Gratz, K. (2003). Risk factors for and functions of deliberate self-harm: An empirical and conceptual review. Clinical Psychology: Science and Practice, 10(2), 192-205.

Wednesday, April 26, 2006

Pseudo Science & Serotonin

Just as in clinical trials, it is important not to take on board without question all that one reads. The assertion that there is a chemical basis to self harm, somehow involving endogenous opiods (endorphins) and serotonin, is attractive but simplistic pseudo science, without an adequate evidence base. The issue of questioning the evidence base is clearly illustrated. The comments re serotonin depletion are based on an article in the American Journal of Psychiatry (New, A. et al (2005) Brain Serotonin Transporter Distribution in Subjects with Impulsive Aggressivity. American Journal of Psychiatry,162 (5), 9_5-923) where 10 subjects, average age 35, with significant pathological impulsive aggression (not deliberate self harm) were studied. They had significant co morbidity which included borderline, antisocial, schizotypal, narcissistic, obsessive compulsive, histrionic, dependent and avoidant personality disorders, and suffered from depression, dysthymia, bipolar disorder, generalised anxiety, social phobia, obsessive compulsive disorder, body dysmorphophobia, alcohol dependence and alcohol abuse. Serotinergic depletion could have had many causes, and this is an extremely disturbed and hardly comparable group, not to mention there were only 10 of them!!!

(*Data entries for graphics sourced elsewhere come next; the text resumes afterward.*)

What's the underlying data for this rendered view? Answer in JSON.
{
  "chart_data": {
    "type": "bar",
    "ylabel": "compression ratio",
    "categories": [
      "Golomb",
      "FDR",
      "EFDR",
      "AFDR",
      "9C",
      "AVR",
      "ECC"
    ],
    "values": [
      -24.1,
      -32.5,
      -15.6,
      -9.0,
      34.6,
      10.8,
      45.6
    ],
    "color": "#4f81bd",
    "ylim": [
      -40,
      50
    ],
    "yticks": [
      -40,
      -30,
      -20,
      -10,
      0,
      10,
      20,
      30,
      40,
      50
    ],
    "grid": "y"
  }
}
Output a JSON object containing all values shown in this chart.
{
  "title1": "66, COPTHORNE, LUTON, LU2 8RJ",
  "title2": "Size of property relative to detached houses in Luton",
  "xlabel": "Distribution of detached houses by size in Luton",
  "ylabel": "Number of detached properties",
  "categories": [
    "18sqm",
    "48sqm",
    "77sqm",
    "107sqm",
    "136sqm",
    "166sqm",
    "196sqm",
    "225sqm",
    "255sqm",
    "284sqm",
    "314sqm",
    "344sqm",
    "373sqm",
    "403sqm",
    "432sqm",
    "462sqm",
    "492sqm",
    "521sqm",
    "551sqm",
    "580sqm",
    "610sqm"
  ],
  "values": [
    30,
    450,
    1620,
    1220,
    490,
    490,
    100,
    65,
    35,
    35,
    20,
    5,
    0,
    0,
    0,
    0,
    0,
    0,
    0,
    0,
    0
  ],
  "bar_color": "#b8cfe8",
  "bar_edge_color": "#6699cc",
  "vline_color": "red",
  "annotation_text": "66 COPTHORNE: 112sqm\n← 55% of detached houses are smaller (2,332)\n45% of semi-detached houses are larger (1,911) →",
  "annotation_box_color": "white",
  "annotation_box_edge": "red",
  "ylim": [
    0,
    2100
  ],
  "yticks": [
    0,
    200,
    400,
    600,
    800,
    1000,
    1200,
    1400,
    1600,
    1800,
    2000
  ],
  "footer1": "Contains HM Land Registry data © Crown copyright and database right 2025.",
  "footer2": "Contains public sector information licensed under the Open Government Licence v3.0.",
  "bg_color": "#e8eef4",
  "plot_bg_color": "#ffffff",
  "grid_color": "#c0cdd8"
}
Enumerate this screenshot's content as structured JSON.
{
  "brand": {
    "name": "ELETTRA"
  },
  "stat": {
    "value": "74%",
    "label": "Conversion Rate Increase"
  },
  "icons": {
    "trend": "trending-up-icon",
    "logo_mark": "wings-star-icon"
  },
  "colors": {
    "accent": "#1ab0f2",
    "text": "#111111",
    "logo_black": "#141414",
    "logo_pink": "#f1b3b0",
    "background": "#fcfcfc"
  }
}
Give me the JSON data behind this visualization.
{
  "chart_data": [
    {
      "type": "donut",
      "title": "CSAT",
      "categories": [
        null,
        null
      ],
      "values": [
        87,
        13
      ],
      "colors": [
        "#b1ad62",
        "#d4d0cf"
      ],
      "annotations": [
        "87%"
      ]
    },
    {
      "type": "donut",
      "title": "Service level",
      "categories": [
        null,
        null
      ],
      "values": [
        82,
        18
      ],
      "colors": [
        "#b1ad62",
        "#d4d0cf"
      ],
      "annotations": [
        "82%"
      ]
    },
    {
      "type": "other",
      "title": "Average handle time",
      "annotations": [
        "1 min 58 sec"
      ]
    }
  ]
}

If self cutters had tolerance to endorphins, then you would also expect tolerance to exogenous opiods (eg morphine) – this is not so. If there was a high level of endogenous endorphins circulating, then you would also expect a higher than usual tolerance to pain in general – again this is not the case. SSRI’s increase the level of serotonin at binding sites in the brain, this is a partial explanation of how they work in depression, so if serotonin depletion was a significant contributor to deliberate self harm, you would expect SSRI’s to be an effective treatment - in general they are not (unless there is a significant depressive illness).
Deliberate self harm is a complex behaviour which results from complex developmental and psychosocial factors, and can be associated with clinical depression, anxiety, personality disorders and other psychiatric problems. The mind and the brain are closely entwined, and there may certainly be subtle neurotransmitter changes, but this by no means simple nor proven.